Things had already changed.

She, for example, had just experienced a break-up.

I mean, she was finally single.

So, I stepped in again. A year had passed, we had become good colleagues in the meantime, although we didn’t talk to each other much.

One day, I asked her if she would like to take a walk down to the beach.

She agreed.

Well, it happened.

 

Outside our enclosure of good employees, she was much sweeter, relaxed, and caring.

I would have liked to kiss her that day, before letting her leave on the bus, and she as well given generous hugs, let’s say.

In the evening we texted each other and in a way promised that we would do it again.

A few days later, I invited her out for a picnic on the beach. I had prepared some vegetarian sushi (she was vegetarian, I was vegan), bought some beers and was ready for action.

On the beach, we kissed. I got closer and did it.

Oh my God, it was great. I swear. One of the best kisses I’ve given in the UK. She said something like, “I was looking forward to it”.
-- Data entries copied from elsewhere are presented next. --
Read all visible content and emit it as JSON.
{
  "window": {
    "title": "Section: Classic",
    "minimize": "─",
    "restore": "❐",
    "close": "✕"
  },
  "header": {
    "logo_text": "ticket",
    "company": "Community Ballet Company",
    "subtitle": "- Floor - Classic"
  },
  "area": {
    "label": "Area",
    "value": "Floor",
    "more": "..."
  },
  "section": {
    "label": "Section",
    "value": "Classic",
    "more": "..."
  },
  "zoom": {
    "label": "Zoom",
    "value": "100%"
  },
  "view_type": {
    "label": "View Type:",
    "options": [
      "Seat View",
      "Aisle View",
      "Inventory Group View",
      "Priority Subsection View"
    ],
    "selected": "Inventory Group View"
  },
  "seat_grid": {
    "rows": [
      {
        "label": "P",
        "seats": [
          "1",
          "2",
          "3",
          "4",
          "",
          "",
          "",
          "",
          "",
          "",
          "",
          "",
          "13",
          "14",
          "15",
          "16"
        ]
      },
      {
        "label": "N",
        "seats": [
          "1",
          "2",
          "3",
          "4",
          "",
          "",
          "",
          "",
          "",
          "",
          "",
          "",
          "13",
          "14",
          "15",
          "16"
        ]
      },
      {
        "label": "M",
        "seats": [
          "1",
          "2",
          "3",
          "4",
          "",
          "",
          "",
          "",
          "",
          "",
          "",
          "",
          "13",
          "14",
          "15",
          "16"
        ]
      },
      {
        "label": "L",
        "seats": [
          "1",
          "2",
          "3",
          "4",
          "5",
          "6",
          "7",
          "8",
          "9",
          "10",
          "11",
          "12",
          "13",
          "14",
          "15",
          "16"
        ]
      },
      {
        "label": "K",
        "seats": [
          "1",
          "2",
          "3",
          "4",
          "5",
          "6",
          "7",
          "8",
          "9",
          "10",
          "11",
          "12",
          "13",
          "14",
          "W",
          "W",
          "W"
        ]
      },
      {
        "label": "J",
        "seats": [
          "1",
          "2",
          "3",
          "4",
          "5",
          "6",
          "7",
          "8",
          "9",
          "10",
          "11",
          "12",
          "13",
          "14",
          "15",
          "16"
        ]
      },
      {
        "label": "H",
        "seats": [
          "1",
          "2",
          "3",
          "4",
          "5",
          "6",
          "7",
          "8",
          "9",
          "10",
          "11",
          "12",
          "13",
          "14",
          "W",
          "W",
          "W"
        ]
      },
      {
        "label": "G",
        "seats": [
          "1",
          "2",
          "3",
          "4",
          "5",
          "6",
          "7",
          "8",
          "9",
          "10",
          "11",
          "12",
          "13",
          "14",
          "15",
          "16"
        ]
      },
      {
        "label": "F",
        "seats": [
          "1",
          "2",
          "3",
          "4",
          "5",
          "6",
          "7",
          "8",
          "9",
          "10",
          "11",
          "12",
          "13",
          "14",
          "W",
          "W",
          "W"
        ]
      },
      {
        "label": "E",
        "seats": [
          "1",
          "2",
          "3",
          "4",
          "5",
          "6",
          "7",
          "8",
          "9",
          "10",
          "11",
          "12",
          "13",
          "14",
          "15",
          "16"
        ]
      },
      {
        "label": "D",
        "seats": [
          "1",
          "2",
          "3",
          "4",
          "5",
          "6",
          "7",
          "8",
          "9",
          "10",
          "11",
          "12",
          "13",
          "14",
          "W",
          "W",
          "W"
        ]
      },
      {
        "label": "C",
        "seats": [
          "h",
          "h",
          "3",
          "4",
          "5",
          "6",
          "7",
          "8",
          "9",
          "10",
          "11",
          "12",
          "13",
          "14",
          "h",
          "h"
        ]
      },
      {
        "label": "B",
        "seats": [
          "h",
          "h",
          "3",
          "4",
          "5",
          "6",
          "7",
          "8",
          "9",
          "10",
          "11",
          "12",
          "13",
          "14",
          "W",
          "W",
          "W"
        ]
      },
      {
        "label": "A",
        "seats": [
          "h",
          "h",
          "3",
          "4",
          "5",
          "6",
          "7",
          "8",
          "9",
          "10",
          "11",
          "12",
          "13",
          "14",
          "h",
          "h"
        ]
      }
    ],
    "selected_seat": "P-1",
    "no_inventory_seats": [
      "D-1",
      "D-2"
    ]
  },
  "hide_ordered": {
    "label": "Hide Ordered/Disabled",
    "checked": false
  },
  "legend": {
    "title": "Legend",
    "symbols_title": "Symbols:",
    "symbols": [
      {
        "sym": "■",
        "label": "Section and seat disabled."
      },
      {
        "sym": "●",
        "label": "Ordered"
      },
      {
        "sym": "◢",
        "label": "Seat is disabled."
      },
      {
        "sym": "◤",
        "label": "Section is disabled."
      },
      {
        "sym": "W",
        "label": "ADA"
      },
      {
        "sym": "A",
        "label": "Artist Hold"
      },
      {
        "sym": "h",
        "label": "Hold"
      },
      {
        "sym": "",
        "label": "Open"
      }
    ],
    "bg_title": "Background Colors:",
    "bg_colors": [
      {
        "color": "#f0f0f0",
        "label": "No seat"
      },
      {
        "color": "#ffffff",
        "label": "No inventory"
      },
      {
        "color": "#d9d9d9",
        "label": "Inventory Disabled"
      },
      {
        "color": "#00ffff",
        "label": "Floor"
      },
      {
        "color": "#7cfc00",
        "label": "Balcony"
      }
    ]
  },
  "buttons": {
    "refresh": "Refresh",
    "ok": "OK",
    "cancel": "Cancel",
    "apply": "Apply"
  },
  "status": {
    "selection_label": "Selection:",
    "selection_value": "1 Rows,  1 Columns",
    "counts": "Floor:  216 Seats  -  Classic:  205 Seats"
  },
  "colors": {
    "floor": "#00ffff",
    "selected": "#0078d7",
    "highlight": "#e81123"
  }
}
So, we met up again and then, of course, we ended up in bed.

We had sex one afternoon, drunk and full of lust, and I have to say it was good for the first half and then bad for the second, as the third condom of the overall performance remained on her … inside.

Yes, oops.

After the awkward moment, we went to a pub and continued the beer marathon. We had a good time for that last hour and a half. We talked a lot, and she was back to being loving and kind (since she had gotten cold about what had happened in the bedroom).

 

The best part of our fiery afternoon of sex? She whispers to me: “Is there anything you like doing?”

I thought she was talking about hobbies, so instead of answering, I said: “I don’t know, do you?” 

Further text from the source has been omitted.